Moses Regular

No. 86, 89
- Position: Linebacker

Personal information
- Born: October 30, 1971 (age 54) Miami, Florida, U.S.
- Listed height: 6 ft 3 in (1.91 m)
- Listed weight: 255 lb (116 kg)

Career information
- High school: Gateway (Kissimmee, Florida)
- College: Missouri Valley (1992–1995)
- NFL draft: 1996: undrafted

Career history
- New York Giants (1996); Jacksonville Jaguars (1996)*; St. Louis Rams (1997)*; Frankfurt Galaxy (1998);
- * Offseason or practice squad member only
- Stats at Pro Football Reference

= Moses Regular =

American football player (born 1971)

Moses Regular Jr. (born October 30, 1971) is an American former professional football linebacker who played one season with the New York Giants of the National Football League (NFL). He played college football at Missouri Valley College. He was also a member of the Frankfurt Galaxy of NFL Europe.

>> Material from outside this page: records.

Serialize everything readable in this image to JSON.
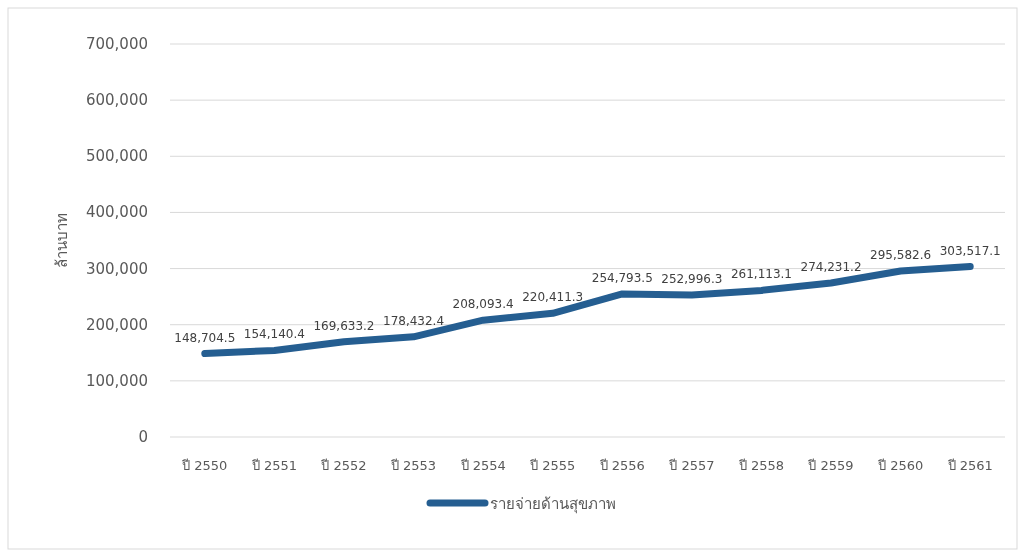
{
  "chart_data": {
    "type": "line",
    "ylabel": "ล้านบาท",
    "categories": [
      "ปี 2550",
      "ปี 2551",
      "ปี 2552",
      "ปี 2553",
      "ปี 2554",
      "ปี 2555",
      "ปี 2556",
      "ปี 2557",
      "ปี 2558",
      "ปี 2559",
      "ปี 2560",
      "ปี 2561"
    ],
    "series": [
      {
        "name": "รายจ่ายด้านสุขภาพ",
        "color": "#255e91",
        "values": [
          148704.5,
          154140.4,
          169633.2,
          178432.4,
          208093.4,
          220411.3,
          254793.5,
          252996.3,
          261113.1,
          274231.2,
          295582.6,
          303517.1
        ],
        "value_labels": [
          "148,704.5",
          "154,140.4",
          "169,633.2",
          "178,432.4",
          "208,093.4",
          "220,411.3",
          "254,793.5",
          "252,996.3",
          "261,113.1",
          "274,231.2",
          "295,582.6",
          "303,517.1"
        ]
      }
    ],
    "ylim": [
      0,
      700000
    ],
    "yticks": [
      {
        "value": 0,
        "label": "0"
      },
      {
        "value": 100000,
        "label": "100,000"
      },
      {
        "value": 200000,
        "label": "200,000"
      },
      {
        "value": 300000,
        "label": "300,000"
      },
      {
        "value": 400000,
        "label": "400,000"
      },
      {
        "value": 500000,
        "label": "500,000"
      },
      {
        "value": 600000,
        "label": "600,000"
      },
      {
        "value": 700000,
        "label": "700,000"
      }
    ],
    "grid": "y",
    "legend": "bottom",
    "marker": "none",
    "line_style": "solid"
  }
}
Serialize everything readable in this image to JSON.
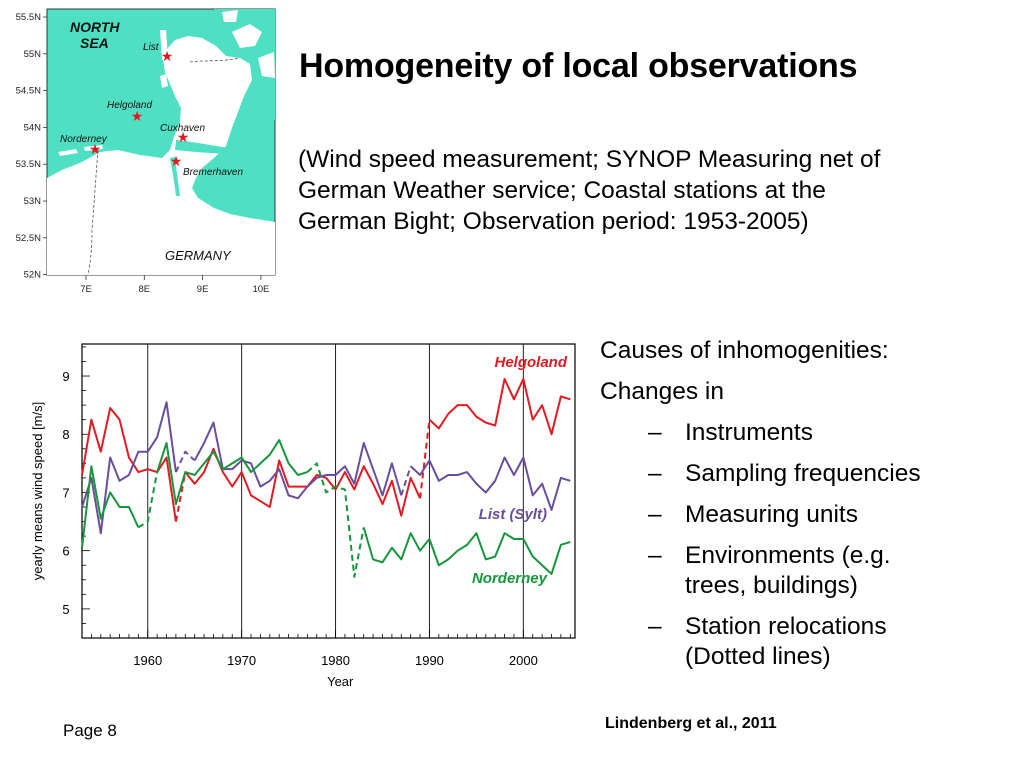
{
  "slide": {
    "title": "Homogeneity of local observations",
    "subtitle_lines": [
      "(Wind speed measurement; SYNOP Measuring net of",
      "German Weather service; Coastal stations at the",
      "German Bight; Observation period: 1953-2005)"
    ],
    "causes_heading": "Causes of inhomogenities:",
    "changes_in": "Changes in",
    "causes_items": [
      "Instruments",
      "Sampling frequencies",
      "Measuring units",
      "Environments (e.g.\ntrees, buildings)",
      "Station relocations\n(Dotted lines)"
    ],
    "dash_glyph": "–",
    "page_number": "Page 8",
    "citation": "Lindenberg et al., 2011"
  },
  "map": {
    "lat_labels": [
      "55.5N",
      "55N",
      "54.5N",
      "54N",
      "53.5N",
      "53N",
      "52.5N",
      "52N"
    ],
    "lon_labels": [
      "7E",
      "8E",
      "9E",
      "10E"
    ],
    "sea_label_lines": [
      "NORTH",
      "SEA"
    ],
    "country_label": "GERMANY",
    "stations": [
      "List",
      "Helgoland",
      "Norderney",
      "Cuxhaven",
      "Bremerhaven"
    ],
    "sea_color": "#4fe0c4",
    "land_color": "#ffffff",
    "station_color": "#e8141c"
  },
  "chart_data": {
    "type": "line",
    "xlabel": "Year",
    "ylabel": "yearly means wind speed [m/s]",
    "xlim": [
      1953,
      2005.5
    ],
    "ylim": [
      4.5,
      9.55
    ],
    "xticks": [
      1960,
      1970,
      1980,
      1990,
      2000
    ],
    "yticks": [
      5,
      6,
      7,
      8,
      9
    ],
    "vertical_lines": [
      1960,
      1970,
      1980,
      1990,
      2000
    ],
    "grid": false,
    "legend": "inline labels near series (top-right, middle-right, lower-right)",
    "series": [
      {
        "name": "Helgoland",
        "color": "#e21b22",
        "dashed_segments": [
          [
            1963,
            1964
          ],
          [
            1989,
            1990
          ]
        ],
        "x": [
          1953,
          1954,
          1955,
          1956,
          1957,
          1958,
          1959,
          1960,
          1961,
          1962,
          1963,
          1964,
          1965,
          1966,
          1967,
          1968,
          1969,
          1970,
          1971,
          1972,
          1973,
          1974,
          1975,
          1976,
          1977,
          1978,
          1979,
          1980,
          1981,
          1982,
          1983,
          1984,
          1985,
          1986,
          1987,
          1988,
          1989,
          1990,
          1991,
          1992,
          1993,
          1994,
          1995,
          1996,
          1997,
          1998,
          1999,
          2000,
          2001,
          2002,
          2003,
          2004,
          2005
        ],
        "y": [
          7.3,
          8.25,
          7.7,
          8.45,
          8.25,
          7.6,
          7.35,
          7.4,
          7.35,
          7.6,
          6.5,
          7.35,
          7.15,
          7.35,
          7.75,
          7.35,
          7.1,
          7.35,
          6.95,
          6.85,
          6.75,
          7.55,
          7.1,
          7.1,
          7.1,
          7.3,
          7.25,
          7.05,
          7.35,
          7.05,
          7.45,
          7.15,
          6.8,
          7.2,
          6.6,
          7.25,
          6.9,
          8.25,
          8.1,
          8.35,
          8.5,
          8.5,
          8.3,
          8.2,
          8.15,
          8.95,
          8.6,
          8.95,
          8.25,
          8.5,
          8.0,
          8.65,
          8.6
        ]
      },
      {
        "name": "List (Sylt)",
        "color": "#6a4e9c",
        "dashed_segments": [
          [
            1963,
            1965
          ],
          [
            1987,
            1988
          ]
        ],
        "x": [
          1953,
          1954,
          1955,
          1956,
          1957,
          1958,
          1959,
          1960,
          1961,
          1962,
          1963,
          1964,
          1965,
          1966,
          1967,
          1968,
          1969,
          1970,
          1971,
          1972,
          1973,
          1974,
          1975,
          1976,
          1977,
          1978,
          1979,
          1980,
          1981,
          1982,
          1983,
          1984,
          1985,
          1986,
          1987,
          1988,
          1989,
          1990,
          1991,
          1992,
          1993,
          1994,
          1995,
          1996,
          1997,
          1998,
          1999,
          2000,
          2001,
          2002,
          2003,
          2004,
          2005
        ],
        "y": [
          6.75,
          7.25,
          6.3,
          7.6,
          7.2,
          7.3,
          7.7,
          7.7,
          7.95,
          8.55,
          7.35,
          7.7,
          7.55,
          7.85,
          8.2,
          7.4,
          7.4,
          7.55,
          7.5,
          7.1,
          7.2,
          7.4,
          6.95,
          6.9,
          7.1,
          7.25,
          7.3,
          7.3,
          7.45,
          7.15,
          7.85,
          7.4,
          6.95,
          7.5,
          6.95,
          7.45,
          7.3,
          7.55,
          7.2,
          7.3,
          7.3,
          7.35,
          7.15,
          7.0,
          7.2,
          7.6,
          7.3,
          7.6,
          6.95,
          7.15,
          6.7,
          7.25,
          7.2
        ]
      },
      {
        "name": "Norderney",
        "color": "#16963c",
        "dashed_segments": [
          [
            1959,
            1961
          ],
          [
            1977,
            1983
          ]
        ],
        "x": [
          1953,
          1954,
          1955,
          1956,
          1957,
          1958,
          1959,
          1960,
          1961,
          1962,
          1963,
          1964,
          1965,
          1966,
          1967,
          1968,
          1969,
          1970,
          1971,
          1972,
          1973,
          1974,
          1975,
          1976,
          1977,
          1978,
          1979,
          1980,
          1981,
          1982,
          1983,
          1984,
          1985,
          1986,
          1987,
          1988,
          1989,
          1990,
          1991,
          1992,
          1993,
          1994,
          1995,
          1996,
          1997,
          1998,
          1999,
          2000,
          2001,
          2002,
          2003,
          2004,
          2005
        ],
        "y": [
          6.05,
          7.45,
          6.55,
          7.0,
          6.75,
          6.75,
          6.4,
          6.5,
          7.35,
          7.85,
          6.8,
          7.35,
          7.3,
          7.5,
          7.7,
          7.4,
          7.5,
          7.6,
          7.35,
          7.5,
          7.65,
          7.9,
          7.5,
          7.3,
          7.35,
          7.5,
          7.0,
          7.1,
          7.05,
          5.55,
          6.4,
          5.85,
          5.8,
          6.05,
          5.85,
          6.3,
          6.0,
          6.2,
          5.75,
          5.85,
          6.0,
          6.1,
          6.3,
          5.85,
          5.9,
          6.3,
          6.2,
          6.2,
          5.9,
          5.75,
          5.6,
          6.1,
          6.15
        ]
      }
    ]
  }
}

==Early life and college==
Moses Regular Jr. was born on October 30, 1971, in Miami, Florida. He played high school football at Gateway High School in Kissimmee, Florida as a linebacker and tight end. He led the team in tackles and receptions as a senior, earning all-conference honors at linebacker.

He played college football for the Missouri Valley Vikings from 1992 to 1995 as an inside and outside linebacker. He garnered All-HAAC recognition all four seasons.

==Professional career==
After going undrafted in the 1996 NFL draft, Regular signed with the New York Giants on April 27, 1996, as a linebacker. He played in three games for the Giants during the 1996 season before being released on October 25, 1996.

Regular was signed to the practice squad of the Jacksonville Jaguars on November 27, 1996. He became a free agent after the season.

Regular was signed by the St. Louis Rams on February 13, 1997. He converted to tight end/long snapper with the Rams. He was released later in 1997.

He played for the Frankfurt Galaxy of NFL Europe in 1998, recording one special teams tackle.